What do you mean by multi-cluster support? 🔗︎
Backyards helps you manage multi-cluster service meshes in three different layers.
- First, multi-cluster meshes can easily be built using the Backyards CLI, avoiding the need to manually manage complex Istio configurations on all of the clusters.
- Second, our Istio distribution contains important changes from upstream Istio to collect cluster-aware metrics.
- Third, multi-cluster support is natively built in the Backyards dashboard and CLI. They are able to display and seamlessly manage services across clusters with a shared Istio control plane.
Can you add clusters dynamically? 🔗︎
Yes, attaching and detaching clusters from a service mesh can easily be done through the Backyards CLI. These CLI commands are backed by the Istio operator that manages remote clusters through Kubernetes custom resources and secrets that hold the Kubeconfigs of those clusters.

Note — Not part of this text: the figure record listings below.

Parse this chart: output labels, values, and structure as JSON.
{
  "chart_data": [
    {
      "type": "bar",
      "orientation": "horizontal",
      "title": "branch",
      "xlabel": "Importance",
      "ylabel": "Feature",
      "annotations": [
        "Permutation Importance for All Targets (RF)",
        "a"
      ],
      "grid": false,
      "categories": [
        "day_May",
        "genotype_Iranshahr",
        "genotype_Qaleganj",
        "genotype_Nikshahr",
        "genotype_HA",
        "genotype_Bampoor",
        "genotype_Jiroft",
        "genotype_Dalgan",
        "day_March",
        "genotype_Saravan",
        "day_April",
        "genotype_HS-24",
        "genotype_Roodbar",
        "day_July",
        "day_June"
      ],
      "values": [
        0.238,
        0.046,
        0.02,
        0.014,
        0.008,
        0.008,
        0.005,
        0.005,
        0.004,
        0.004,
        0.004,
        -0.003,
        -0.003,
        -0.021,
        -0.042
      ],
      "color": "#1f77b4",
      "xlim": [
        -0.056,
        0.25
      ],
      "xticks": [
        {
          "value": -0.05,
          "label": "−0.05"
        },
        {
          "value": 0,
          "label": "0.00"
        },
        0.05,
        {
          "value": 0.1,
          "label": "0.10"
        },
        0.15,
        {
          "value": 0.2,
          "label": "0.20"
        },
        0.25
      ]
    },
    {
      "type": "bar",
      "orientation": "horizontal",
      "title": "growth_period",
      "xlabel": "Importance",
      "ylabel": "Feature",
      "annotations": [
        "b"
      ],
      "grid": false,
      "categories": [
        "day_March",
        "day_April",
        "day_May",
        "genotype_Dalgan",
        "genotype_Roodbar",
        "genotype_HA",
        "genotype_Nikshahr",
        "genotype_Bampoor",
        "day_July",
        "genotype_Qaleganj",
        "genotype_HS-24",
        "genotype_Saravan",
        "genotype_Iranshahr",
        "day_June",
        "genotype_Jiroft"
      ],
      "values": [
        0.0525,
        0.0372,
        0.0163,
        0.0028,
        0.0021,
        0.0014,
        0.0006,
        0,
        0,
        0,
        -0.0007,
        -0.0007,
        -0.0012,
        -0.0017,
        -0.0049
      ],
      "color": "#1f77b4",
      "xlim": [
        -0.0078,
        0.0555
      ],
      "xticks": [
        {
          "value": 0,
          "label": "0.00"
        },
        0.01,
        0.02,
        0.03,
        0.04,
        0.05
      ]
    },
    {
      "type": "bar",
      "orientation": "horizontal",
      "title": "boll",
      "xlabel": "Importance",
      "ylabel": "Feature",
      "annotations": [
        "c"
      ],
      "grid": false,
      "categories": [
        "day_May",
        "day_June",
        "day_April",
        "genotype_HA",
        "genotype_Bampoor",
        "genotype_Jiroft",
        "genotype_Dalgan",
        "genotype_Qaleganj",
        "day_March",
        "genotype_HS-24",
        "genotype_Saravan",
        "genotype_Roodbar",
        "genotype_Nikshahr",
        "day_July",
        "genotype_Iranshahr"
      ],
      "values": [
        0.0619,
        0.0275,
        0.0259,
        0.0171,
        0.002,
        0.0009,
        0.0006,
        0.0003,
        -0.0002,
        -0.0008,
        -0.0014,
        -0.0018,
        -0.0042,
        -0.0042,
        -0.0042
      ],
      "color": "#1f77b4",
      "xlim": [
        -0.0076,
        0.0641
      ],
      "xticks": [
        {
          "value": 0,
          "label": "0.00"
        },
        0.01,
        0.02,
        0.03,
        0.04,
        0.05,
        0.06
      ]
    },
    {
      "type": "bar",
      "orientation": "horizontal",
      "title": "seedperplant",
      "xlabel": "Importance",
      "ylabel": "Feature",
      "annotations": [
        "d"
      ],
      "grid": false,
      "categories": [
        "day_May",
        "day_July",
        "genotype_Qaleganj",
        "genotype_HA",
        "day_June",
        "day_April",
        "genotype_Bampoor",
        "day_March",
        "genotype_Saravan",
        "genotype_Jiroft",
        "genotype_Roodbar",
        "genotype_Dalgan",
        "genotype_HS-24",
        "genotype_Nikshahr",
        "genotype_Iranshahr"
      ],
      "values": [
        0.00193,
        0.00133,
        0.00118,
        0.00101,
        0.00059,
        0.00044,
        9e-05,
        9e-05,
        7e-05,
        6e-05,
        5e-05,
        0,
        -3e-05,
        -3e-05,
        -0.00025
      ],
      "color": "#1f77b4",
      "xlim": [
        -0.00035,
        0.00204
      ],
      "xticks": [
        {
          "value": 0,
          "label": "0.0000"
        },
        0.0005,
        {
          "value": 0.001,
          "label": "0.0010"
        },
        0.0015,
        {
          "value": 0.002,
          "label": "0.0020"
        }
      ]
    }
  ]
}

What are some key multi-cluster use-cases? 🔗︎
Perhaps the most common use case for a multi-cluster service mesh is to connect on-premises and cloud environments easily. For example, using a multi-cluster mesh you can securely connect your cloud services to the legacy services running in on-prem clusters.

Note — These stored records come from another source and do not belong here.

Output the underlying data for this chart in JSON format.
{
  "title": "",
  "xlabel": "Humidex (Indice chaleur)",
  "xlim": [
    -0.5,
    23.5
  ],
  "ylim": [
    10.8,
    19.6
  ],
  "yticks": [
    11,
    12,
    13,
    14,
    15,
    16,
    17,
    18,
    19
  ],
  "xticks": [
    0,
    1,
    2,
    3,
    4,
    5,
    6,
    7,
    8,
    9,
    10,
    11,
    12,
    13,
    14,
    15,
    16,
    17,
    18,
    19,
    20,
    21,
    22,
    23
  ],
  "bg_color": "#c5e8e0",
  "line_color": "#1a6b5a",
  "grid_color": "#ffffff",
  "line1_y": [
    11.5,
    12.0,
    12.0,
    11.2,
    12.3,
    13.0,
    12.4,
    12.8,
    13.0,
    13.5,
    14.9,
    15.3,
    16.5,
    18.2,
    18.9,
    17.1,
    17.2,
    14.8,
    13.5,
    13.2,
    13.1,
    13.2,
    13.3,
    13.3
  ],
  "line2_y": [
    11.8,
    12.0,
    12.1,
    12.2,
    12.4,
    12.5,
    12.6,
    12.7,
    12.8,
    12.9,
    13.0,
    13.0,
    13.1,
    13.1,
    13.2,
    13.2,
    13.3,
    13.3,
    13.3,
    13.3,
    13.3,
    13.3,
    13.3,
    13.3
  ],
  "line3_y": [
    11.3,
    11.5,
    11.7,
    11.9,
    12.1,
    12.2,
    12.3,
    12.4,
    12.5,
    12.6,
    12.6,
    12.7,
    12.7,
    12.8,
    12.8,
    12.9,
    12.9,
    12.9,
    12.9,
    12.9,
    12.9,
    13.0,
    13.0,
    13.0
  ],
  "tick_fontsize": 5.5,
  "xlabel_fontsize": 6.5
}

Public clouds are also often used to scale out from an on-premises datacenter during particular events when your services need to handle an increased load.
Some common load balancing and high availability patterns can easily be implemented using a multi-cluster mesh as well. You can have multiple clusters in different regions using locality-based load balancing, and driving traffic to another region during a failure event in a specific region.